While receiving antiretroviral therapy during incarceration, inmates’ mean viral load decreased by 0.93 log10 copies/mL and the mean CD4 cell count increased by 74 cells/mL (p < .0001). Fifty-nine percent (59%) achieved an undetectable viral load (below 400 copies/mL) by the end of incarceration. Women on average experienced greater declines in HIV RNA, although women and men were equally likely to achieve an undetectable viral load. “These results are comparable to or better than those found in most community clinic settings,” the researchers stated, adding that “incarcerated populations that are disproportionately affected by higher rates of HIV infection, mental illness, and injection drug use achieve impressive outcomes in the correctional setting, although these persons have otherwise done poorly in community settings.”

However, this benefit is often not sustained when former prisoners are released into the community. Of the 292 individuals (27%) who were reincarcerated after having been out of prison for at least three months (median 127 days), the mean CD4 cell count decreased by 80 cells/mm3 and the mean viral load increased by 1.14 log10 copies/mL (p < .0001).

It cannot be inferred that one-quarter of all ex-inmates will not sustain the benefits of HAART, since reincarcerated individuals likely represent those who fail to achieve a stable lifestyle outside prison, including those who return to drug use and crime.

It was not clear whether the released inmates who lost virological control of HIV adhered poorly to therapy or stopped taking their anti-HIV medications altogether (although the observed outcomes are consistent with those seen in other studies in which patients completely discontinued HAART). Poor adherence and treatment discontinuation increase the risk of drug resistance, in turn raising concern about the transmission of drug-resistant HIV within the community through unprotected sex or needle-sharing.

Given that a transitional case management program is in place in Connecticut, the study suggests that more comprehensive programs are needed to help former inmates sustain the benefits of HIV therapy and avoid reincarceration. The researchers suggested that such efforts should include post-release medical, mental health, and drug treatment services, as well as needle exchange programs and opiate substitution therapy with methadone or buprenorphine, both within prisons and in the community. (Drug substitution programs are absent in U.S. prisons with the exception of New York City).

“Clearly, case management alone is not sufficient,” the authors concluded. “Development of alternative strategies for continuing care after release to the community is desperately needed to avoid increased morbidity and mortality among these individuals and the transmission of multidrug-resistant HIV to their sex and drug-use partners.”

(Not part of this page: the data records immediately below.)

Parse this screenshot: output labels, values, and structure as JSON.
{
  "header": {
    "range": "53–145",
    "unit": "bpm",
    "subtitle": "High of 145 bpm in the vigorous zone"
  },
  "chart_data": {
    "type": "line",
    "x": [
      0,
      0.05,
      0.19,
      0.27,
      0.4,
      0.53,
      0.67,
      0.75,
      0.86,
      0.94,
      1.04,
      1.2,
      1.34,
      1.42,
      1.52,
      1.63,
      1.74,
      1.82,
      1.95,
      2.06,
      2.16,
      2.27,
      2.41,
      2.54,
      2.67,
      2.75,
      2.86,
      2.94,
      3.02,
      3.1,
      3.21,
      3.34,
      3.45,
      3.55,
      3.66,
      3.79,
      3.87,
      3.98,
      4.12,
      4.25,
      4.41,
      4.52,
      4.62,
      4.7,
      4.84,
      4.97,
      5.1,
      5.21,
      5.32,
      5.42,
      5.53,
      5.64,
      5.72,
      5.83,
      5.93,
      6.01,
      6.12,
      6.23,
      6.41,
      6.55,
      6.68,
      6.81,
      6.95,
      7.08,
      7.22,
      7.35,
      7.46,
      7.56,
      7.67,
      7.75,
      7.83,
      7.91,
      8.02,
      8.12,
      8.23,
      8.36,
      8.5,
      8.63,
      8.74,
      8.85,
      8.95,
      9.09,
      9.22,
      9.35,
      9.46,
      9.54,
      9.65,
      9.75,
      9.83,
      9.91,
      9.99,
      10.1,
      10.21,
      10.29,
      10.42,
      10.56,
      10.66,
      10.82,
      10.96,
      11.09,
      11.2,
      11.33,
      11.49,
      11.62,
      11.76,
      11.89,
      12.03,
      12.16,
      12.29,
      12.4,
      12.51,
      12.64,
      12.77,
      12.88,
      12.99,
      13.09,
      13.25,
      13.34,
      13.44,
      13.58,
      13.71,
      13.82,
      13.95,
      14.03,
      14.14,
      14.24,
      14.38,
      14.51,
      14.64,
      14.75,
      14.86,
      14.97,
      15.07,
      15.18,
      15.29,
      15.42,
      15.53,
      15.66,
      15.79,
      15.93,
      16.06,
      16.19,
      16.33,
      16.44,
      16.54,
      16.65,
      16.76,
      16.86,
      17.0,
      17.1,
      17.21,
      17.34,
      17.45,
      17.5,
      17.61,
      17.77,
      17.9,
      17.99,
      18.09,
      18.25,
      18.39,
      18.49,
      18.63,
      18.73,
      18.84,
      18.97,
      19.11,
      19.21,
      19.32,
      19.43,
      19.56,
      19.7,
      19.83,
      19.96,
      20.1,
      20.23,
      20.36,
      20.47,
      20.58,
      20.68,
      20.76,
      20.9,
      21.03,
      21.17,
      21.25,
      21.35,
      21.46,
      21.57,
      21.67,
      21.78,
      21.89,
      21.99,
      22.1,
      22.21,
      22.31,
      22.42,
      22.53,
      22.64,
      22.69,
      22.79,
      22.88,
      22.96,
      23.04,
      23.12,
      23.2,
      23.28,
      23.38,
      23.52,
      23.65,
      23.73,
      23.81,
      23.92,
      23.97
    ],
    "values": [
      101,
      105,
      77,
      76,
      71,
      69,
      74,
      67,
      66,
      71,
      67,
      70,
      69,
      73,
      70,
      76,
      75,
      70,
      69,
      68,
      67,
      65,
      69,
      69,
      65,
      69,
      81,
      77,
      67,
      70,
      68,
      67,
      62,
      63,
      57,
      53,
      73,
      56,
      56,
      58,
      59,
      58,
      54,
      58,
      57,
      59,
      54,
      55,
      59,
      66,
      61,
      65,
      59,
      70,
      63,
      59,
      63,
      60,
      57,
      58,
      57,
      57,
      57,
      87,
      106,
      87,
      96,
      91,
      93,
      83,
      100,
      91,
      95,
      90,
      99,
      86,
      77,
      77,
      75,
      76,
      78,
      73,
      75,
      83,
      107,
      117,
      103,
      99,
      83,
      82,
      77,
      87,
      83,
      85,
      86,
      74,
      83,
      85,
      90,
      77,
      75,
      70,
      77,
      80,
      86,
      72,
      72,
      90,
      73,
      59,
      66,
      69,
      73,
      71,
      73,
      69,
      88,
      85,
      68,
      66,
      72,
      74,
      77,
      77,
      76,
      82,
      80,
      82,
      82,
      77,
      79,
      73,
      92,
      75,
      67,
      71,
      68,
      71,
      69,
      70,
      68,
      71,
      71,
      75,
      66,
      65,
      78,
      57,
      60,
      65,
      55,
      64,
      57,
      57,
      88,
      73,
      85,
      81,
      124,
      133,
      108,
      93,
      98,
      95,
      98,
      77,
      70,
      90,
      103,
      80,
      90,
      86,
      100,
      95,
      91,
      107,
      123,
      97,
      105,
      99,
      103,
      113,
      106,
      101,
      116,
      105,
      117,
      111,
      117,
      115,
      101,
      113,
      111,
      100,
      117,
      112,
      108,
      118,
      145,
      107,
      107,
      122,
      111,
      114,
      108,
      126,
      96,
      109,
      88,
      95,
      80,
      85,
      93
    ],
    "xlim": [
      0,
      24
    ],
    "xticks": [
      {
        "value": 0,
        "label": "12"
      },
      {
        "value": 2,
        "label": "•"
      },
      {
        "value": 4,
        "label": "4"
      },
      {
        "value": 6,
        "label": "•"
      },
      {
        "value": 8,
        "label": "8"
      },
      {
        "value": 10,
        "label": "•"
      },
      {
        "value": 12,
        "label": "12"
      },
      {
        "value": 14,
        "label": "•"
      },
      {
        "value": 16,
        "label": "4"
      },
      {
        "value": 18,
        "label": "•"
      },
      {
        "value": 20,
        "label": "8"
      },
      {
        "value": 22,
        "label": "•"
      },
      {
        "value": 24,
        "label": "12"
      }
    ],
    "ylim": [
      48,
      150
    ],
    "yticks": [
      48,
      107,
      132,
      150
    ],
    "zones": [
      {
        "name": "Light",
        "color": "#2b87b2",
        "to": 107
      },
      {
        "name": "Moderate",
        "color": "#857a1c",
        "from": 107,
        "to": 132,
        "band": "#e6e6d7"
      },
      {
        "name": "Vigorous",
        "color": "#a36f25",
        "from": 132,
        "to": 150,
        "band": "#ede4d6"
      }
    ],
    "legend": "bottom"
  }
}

In an editorial in the same issue, Amy Boutwell and Josiah D. Rich from Brown University Medical School note that the high prevalence of HIV among incarcerated individuals presents a tremendous public health opportunity, since “[p]risons and jails are key points of contact with millions of individuals at high risk of HIV infection who are largely out of the reach of the medical system in the community.”

References

Springer S et al. Effectiveness of antiretroviral therapy among HIV-infected prisoners: reincarceration and the lack of sustained benefit after release to the community. Clin Infect Dis 38: 1754-1760, 2004.

Boutwell A and Rich JD. HIV infection behind bars. Clin Infect Dis 38: 1761-1763, 2004.